А в 1979 г., когда я рассказывал в жаркой мафракской пустыне, на станции слежения в просторечьи на армейском сленге именуемой «козел», прапорщику Славе Палько про это свое знакомство и поездки на Цековскую дачу Сусловых в Кунцево, где по соседству дачи Долорес Ибаррури, Марии Ульяновой, Дмитрия Елизарова, а неподалеку — и «лично Генерального Секретаря…» он цепенел, слушал завороженно… Аж дух захватывало от космического размера, исторической значимости фамилий!!!А я был горд не принадлежностью, нет, я никогда близко не подходил к ним по параметрам, но лишь тем, что имел такую возможность прикоснуться к тем же березкам в Кунцеве, что гладила несгибаемая Долорес, и к той же дивной свежести «микояновской» колбасе, которую продавали там в спец-магазинчике, куда, кстати, нам, простым смертным вход был по любому заказан, только Ольга лично могла войти туда…
А еще я вспоминал курьезный эпизод лета 1977 года.
После сдачи какого-то очередного Госэкзамена в Институе, компания моих однокурсников отправилась пить пиво, на Калининский проспект, под кинотеатром «Октябрь» там справа было немудреное летнее кафе под тентами. Я чуть задержался и подошел несколько позже, когда ребята уже сидели в кафе, причем среди них были незнакомые мне люди. Я шутливо — грозно окликнул компанию:
— Так, товарищи студенты, нарушаем? Распитие спиртных напитков…
Внезапно один из незнакомцев, крепенький парень нашего возраста, на полном серьезе вскочил мне навстречу:
— В чем дело? Ты кто такой?… — ну в этом роде.
Мои товарищи его стали останавливать, дескать, наш это, Боря Щербаков, это он шутит так. Парень сел, мы продолжили трапезу, посмеялись вместе над шуткой, познакомились. Парень ловко открывал бутылки с пивом, пробка об пробку, я так раньше не умел!!! Потом мы поехали на съемную квартиру к Володе Циликову, в Давыдково, продолжать знакомство, общались до поздней ночи, когда уже надо было разбегаться по домам. Парень позвонил куда-то, через полчаса к подъезду уже подъезжала черная «волга».
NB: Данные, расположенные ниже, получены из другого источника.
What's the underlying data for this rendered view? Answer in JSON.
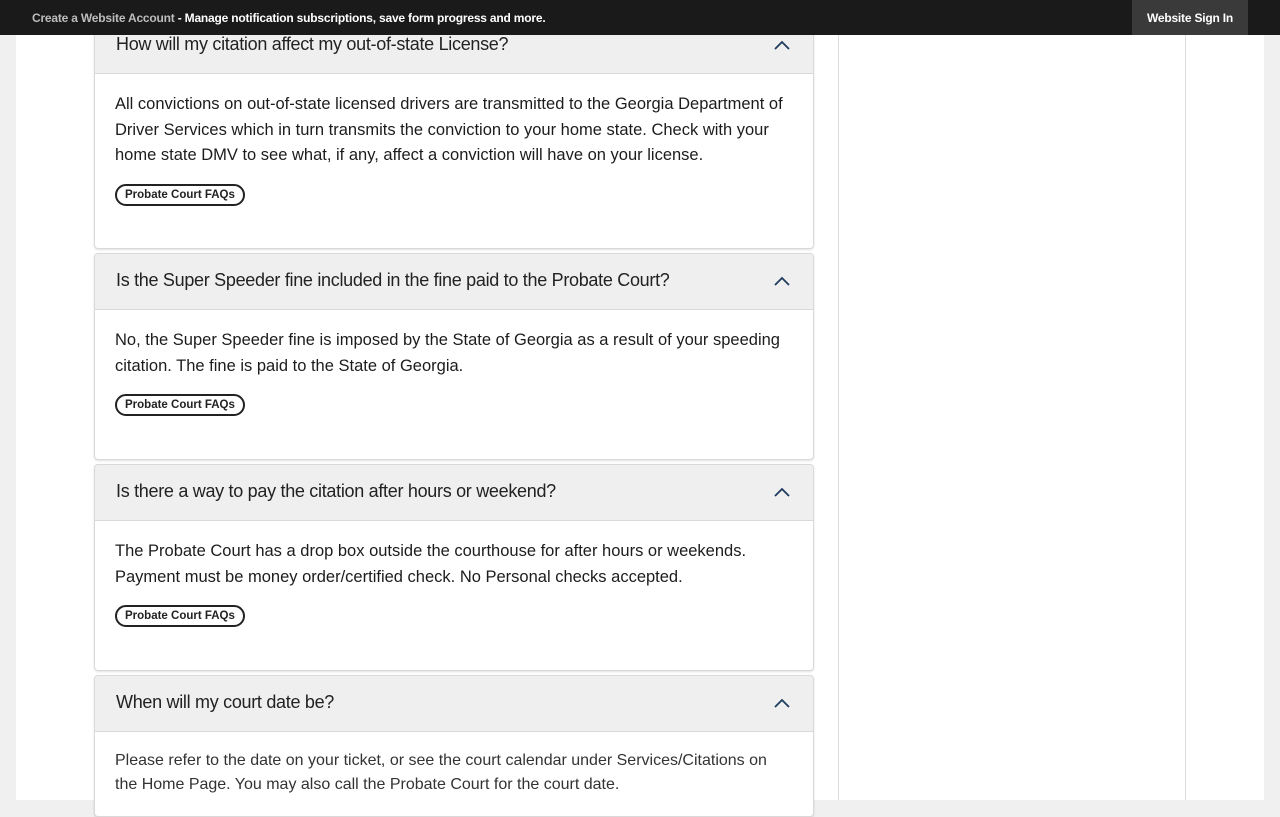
{
  "topbar": {
    "create_account_link": "Create a Website Account",
    "description": " - Manage notification subscriptions, save form progress and more.",
    "sign_in_button": "Website Sign In"
  },
  "faqs": [
    {
      "question": "How will my citation affect my out-of-state License?",
      "answer": "All convictions on out-of-state licensed drivers are transmitted to the Georgia Department of Driver Services which in turn transmits the conviction to your home state. Check with your home state DMV to see what, if any, affect a conviction will have  on your license.",
      "tag": "Probate Court FAQs"
    },
    {
      "question": "Is the Super Speeder fine included in the fine paid to the Probate Court?",
      "answer": "No, the Super Speeder fine is imposed by the State of Georgia as a result of your speeding citation.  The fine is paid to the State of Georgia.",
      "tag": "Probate Court FAQs"
    },
    {
      "question": "Is there a way to pay the citation after hours or weekend?",
      "answer": "The Probate Court has a drop box outside the courthouse for after hours or weekends.  Payment must be money order/certified check.  No Personal checks accepted.",
      "tag": "Probate Court FAQs"
    },
    {
      "question": "When will my court date be?",
      "answer": "Please refer to the date on your ticket, or see the court calendar under Services/Citations on the Home Page. You may also call the Probate Court for the court date.",
      "tag": ""
    }
  ]
}
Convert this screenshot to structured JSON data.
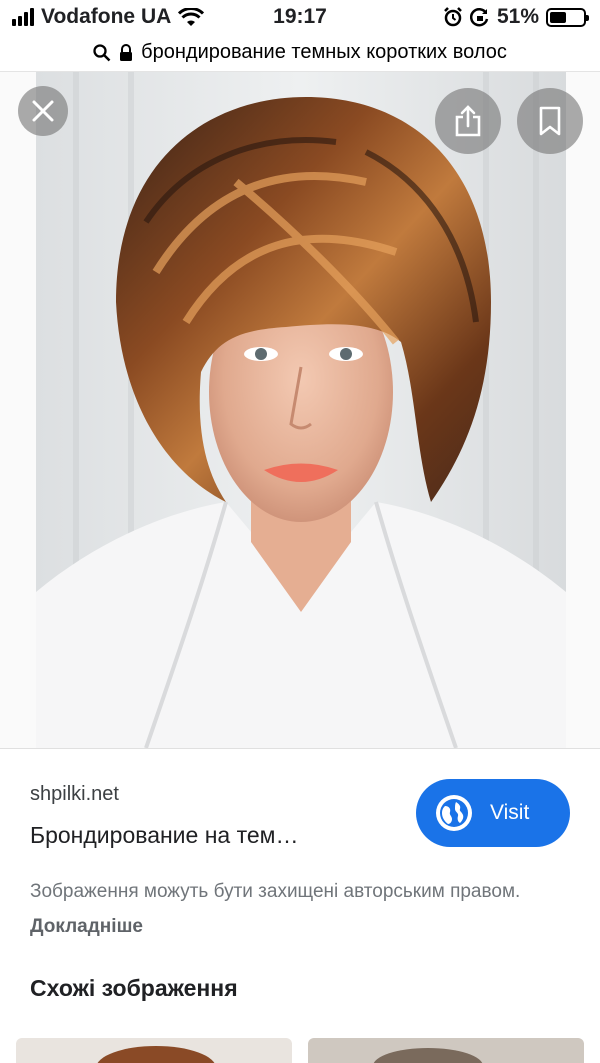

Леонид Брежнев, студент, по-моему, химического института, научил меня мастерски открывать пивные пробки, чего я и демонстрирую с тех пор весьма технично. Интересно, вспомнит ли внук Генсека тот летний день 1977 года? Да вряд ли…Вот, эпоха давно закончилась, да и имена многие потускнели, а полезный навык (это я про пиво), остался!!!Спасибо, Леня!!!
Анчар и грифы
Наверное, немногие помнят смысл и собственно текст пушкинского «Анчара», но уж про то, что Анчар — это древо яда, что-то уж больно ужасное и мистическое, наверняка подсознательно помнит каждый, кто по школьной программе этот самый «Анчар» проходил. Ну, помните?